Adapun kebahagiaan kedua, lanjut Yamin, adalah kebahagiaan ukhrawi ketika seorang hamba berjumpa dengan Allah SWT. Di situlah puasa menemukan puncak maknanya.
“Itulah kebahagiaan hakiki. Saat seorang hamba bertemu Allah dalam keadaan diridhai, menerima balasan atas puasanya,” jelasnya.
Ia juga menyinggung pintu Ar-Rayyan, pintu surga yang dikhususkan bagi orang-orang yang berpuasa. Pintu tersebut, menurutnya, menjadi simbol kemuliaan dan penghargaan Allah terhadap kesabaran serta keikhlasan hamba-Nya.
“Masuk melalui pintu Ar-Rayyan adalah bentuk kebahagiaan yang dijanjikan bagi orang-orang yang menjaga puasanya dengan iman dan pengharapan pahala,” ucapnya.
Yamin turut mengingatkan bahwa Ramadan menghadirkan kemudahan dalam beribadah. Dorongan spiritual terasa lebih kuat, amal saleh lebih mudah dilakukan, dan hubungan antara hamba dan Allah menjadi lebih intens.
Menutup kajiannya, ia membacakan firman Allah SWT:
“Irji‘ī ilā rabbiki rādhiyatan mardhiyyah. Fadkhulī fī ‘ibādī, wadkhulī jannatī.”

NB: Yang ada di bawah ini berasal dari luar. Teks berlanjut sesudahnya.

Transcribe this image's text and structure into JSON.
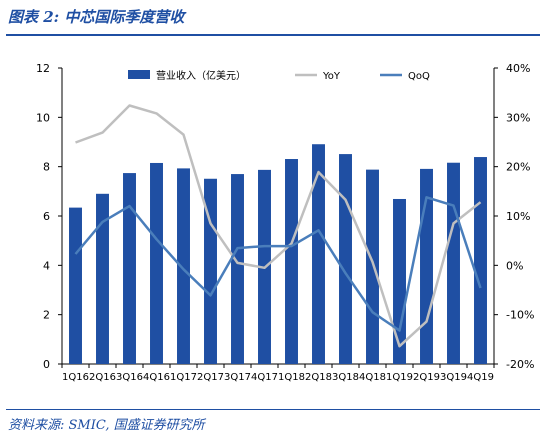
{
  "header": {
    "title": "图表 2:  中芯国际季度营收"
  },
  "footer": {
    "source": "资料来源:  SMIC,  国盛证券研究所"
  },
  "chart_data": {
    "type": "bar",
    "categories": [
      "1Q16",
      "2Q16",
      "3Q16",
      "4Q16",
      "1Q17",
      "2Q17",
      "3Q17",
      "4Q17",
      "1Q18",
      "2Q18",
      "3Q18",
      "4Q18",
      "1Q19",
      "2Q19",
      "3Q19",
      "4Q19"
    ],
    "series": [
      {
        "name": "营业收入（亿美元）",
        "type": "bar",
        "axis": "left",
        "color": "#1f4fa3",
        "values": [
          6.34,
          6.9,
          7.74,
          8.15,
          7.93,
          7.51,
          7.7,
          7.87,
          8.31,
          8.91,
          8.51,
          7.88,
          6.69,
          7.91,
          8.16,
          8.39
        ]
      },
      {
        "name": "YoY",
        "type": "line",
        "axis": "right",
        "color": "#bfbfbf",
        "values": [
          24.9,
          26.9,
          32.4,
          30.8,
          26.5,
          8.5,
          0.5,
          -0.5,
          4.4,
          18.9,
          13.3,
          0.7,
          -16.4,
          -11.4,
          8.5,
          12.8
        ]
      },
      {
        "name": "QoQ",
        "type": "line",
        "axis": "right",
        "color": "#4a7ebb",
        "values": [
          2.3,
          8.8,
          12.0,
          5.3,
          -0.8,
          -6.1,
          3.5,
          3.9,
          3.9,
          7.1,
          -1.6,
          -9.5,
          -13.2,
          13.8,
          12.1,
          -4.6
        ]
      }
    ],
    "y_left": {
      "min": 0,
      "max": 12,
      "ticks": [
        "0",
        "2",
        "4",
        "6",
        "8",
        "10",
        "12"
      ]
    },
    "y_right": {
      "min": -20,
      "max": 40,
      "ticks": [
        "-20%",
        "-10%",
        "0%",
        "10%",
        "20%",
        "30%",
        "40%"
      ]
    },
    "legend_position": "top",
    "grid": false
  }
}
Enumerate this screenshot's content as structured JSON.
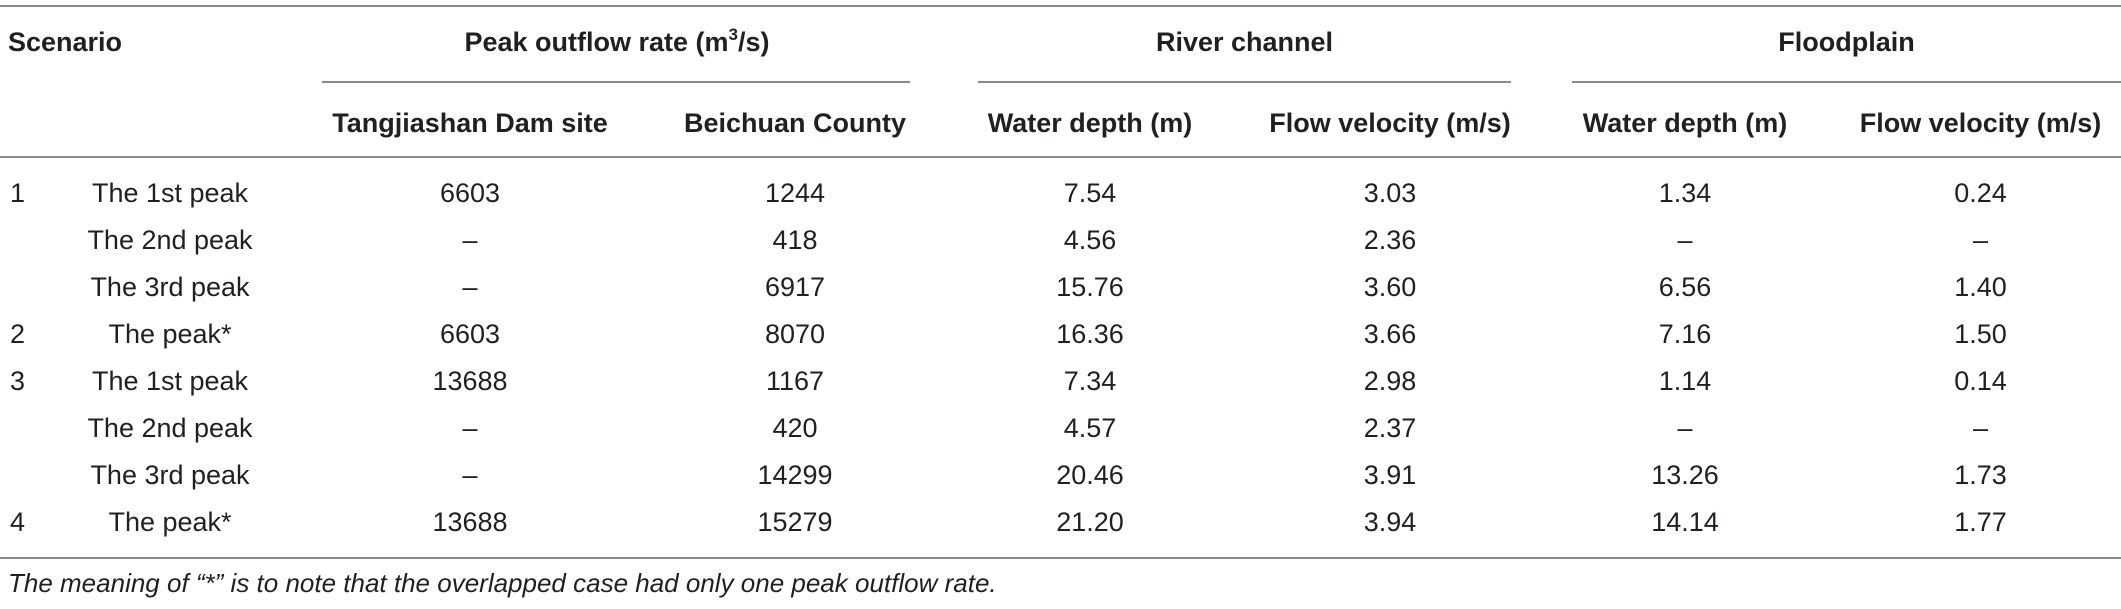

“Kembalilah kepada Tuhanmu dengan hati yang rida dan diridai-Nya. Maka masuklah ke dalam golongan hamba-hamba-Ku, dan masuklah ke dalam surga-Ku.”
Ayat tersebut, menurutnya, menjadi gambaran akhir perjalanan spiritual Ramadan sebuah perjumpaan dalam keadaan ridha dan diridhai.
“Setiap Maghrib adalah kebahagiaan kecil. Tapi tujuan akhirnya adalah kebahagiaan saat bertemu Allah,” pungkasnya.